The first was that he'd do an absolutely outstanding job in every way – meet each deadline with lively, accurate and clean copy (he was incredible in filing on the fly after the tragic death of luger Nodar Kumaritashvili at the 2010 Vancouver Olympics), write original, clever and often biting columns and be there to help his colleagues in every way.
The other thing you could count on is that the end of every Olympics, he'd say it was definitely his last for the Star, that there was NO way he'd be back for the next one.
Well, he meant it when he said it after the Vancouver Games.

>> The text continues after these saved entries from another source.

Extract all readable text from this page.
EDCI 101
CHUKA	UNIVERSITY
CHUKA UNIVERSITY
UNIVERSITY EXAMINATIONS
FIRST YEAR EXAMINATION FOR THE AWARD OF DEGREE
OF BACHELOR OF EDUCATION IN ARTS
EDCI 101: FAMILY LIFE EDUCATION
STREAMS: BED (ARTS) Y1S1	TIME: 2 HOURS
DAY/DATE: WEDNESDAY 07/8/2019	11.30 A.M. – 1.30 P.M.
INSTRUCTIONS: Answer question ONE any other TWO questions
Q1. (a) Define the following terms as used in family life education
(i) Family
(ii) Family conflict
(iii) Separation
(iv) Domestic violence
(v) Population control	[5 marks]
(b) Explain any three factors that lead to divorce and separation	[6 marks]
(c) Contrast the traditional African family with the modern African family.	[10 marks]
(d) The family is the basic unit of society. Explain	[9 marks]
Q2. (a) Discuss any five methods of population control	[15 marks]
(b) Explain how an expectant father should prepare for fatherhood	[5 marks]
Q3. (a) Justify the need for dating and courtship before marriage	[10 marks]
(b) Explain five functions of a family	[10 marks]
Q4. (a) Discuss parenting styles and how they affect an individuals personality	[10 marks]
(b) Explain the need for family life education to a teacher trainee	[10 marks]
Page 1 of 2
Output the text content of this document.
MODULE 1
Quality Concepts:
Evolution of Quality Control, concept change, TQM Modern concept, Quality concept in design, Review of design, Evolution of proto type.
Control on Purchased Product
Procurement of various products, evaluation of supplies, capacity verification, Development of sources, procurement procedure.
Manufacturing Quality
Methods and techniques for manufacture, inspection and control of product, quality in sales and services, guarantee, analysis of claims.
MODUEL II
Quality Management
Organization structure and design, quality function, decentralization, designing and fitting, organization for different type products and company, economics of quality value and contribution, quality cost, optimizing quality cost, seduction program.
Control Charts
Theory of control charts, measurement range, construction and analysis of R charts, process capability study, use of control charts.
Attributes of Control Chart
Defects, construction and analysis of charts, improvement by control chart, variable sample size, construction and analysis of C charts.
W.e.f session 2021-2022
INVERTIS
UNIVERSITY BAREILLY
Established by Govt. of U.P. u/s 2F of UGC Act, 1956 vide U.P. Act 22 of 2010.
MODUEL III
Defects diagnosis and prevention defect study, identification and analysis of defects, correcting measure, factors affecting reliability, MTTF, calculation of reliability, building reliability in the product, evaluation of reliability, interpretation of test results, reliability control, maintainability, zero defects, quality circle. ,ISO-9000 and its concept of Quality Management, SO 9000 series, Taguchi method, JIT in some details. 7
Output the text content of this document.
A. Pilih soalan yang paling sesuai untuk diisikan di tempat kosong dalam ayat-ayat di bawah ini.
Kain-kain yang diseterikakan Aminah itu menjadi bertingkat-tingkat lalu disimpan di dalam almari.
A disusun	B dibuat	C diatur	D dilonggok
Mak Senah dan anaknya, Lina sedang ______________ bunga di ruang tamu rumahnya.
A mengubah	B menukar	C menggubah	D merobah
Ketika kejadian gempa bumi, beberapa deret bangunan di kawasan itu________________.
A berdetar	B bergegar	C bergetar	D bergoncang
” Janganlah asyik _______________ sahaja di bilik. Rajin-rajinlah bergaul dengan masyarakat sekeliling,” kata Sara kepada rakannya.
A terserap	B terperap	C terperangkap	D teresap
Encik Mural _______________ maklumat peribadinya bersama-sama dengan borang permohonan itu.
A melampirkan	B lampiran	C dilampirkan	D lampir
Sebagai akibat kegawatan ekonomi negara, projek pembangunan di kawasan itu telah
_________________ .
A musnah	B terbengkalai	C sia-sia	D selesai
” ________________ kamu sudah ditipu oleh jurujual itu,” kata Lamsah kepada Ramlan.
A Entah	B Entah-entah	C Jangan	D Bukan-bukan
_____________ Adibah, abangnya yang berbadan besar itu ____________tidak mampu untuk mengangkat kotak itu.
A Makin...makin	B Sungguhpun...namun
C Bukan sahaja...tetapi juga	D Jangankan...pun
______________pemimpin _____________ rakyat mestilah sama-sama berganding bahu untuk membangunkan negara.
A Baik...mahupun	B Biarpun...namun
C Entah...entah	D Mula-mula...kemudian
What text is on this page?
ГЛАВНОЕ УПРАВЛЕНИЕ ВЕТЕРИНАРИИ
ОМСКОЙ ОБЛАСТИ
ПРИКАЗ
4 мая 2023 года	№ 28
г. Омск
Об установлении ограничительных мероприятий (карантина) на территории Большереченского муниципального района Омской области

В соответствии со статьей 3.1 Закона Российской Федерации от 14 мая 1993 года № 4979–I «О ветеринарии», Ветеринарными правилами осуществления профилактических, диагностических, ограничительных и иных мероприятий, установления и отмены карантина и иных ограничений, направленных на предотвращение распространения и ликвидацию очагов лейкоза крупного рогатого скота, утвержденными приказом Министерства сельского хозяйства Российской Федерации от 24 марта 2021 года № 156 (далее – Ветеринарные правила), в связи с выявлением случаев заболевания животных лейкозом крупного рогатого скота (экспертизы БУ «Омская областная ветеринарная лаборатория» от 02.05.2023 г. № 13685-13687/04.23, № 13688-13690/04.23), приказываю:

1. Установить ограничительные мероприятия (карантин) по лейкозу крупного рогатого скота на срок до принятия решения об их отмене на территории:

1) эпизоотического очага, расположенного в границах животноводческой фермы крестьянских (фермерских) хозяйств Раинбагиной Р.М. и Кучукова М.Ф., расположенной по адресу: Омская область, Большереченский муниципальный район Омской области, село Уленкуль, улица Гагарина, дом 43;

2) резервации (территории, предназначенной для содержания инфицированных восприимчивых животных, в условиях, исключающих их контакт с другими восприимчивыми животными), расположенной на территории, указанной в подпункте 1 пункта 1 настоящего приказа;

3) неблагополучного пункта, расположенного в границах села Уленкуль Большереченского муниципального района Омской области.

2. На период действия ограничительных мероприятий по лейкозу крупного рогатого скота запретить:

Perky, as his colleagues call him, wrapped up his career as a full-time columnist this week at the Star. Fortunately, he'll still be a contributor but it won't be the same and it's hard to imagine covering an Olympics without him on our team.
It's unheard of for a columnist after he's done his day's work – and it usually took Perky about 30 minutes to bang out a column most of us would die for -- to then ask reporters if he could run and get some quotes for them or if they needed a results sheet. But he regularly made that offer.
But it's his original style that will be missed most of all, the ability to lampoon the stuffed shirts or to come up with angle no one else thought of.
There was so many great ones but one that comes to mind is at the Atlanta Olympics when the local organizing committee was screwing everything up right out of the start gate and Perkins delivered this classic line in nailing them for their ineptitude: “Forrest Gump was a documentary.”
When Austrian ski great Hermann Maier went airborne and crashed through the safety barriers, Perkins calculated that he was in the air longer than the Wright Brothers' first flight.
Perkins was rare as a columnist in that he wrote about Olympic sports even where there wasn't a Games happening. In fact, he's led the way with his coverage of the behind-the-scenes machinations of the 2015 Toronto Pan Am Games.
As Barb McDonald of Skate Canada noted in a tweet this week, “Dave's a true pro – and a real friend to Canadian sport!”
(This picture is of Perky at the Great Wall after the Beijing Games. He was like a kid going down that hue aluminum slide afterwards. The photo was taken by Jim Byers, the Star's peerless Olympics coordiator.)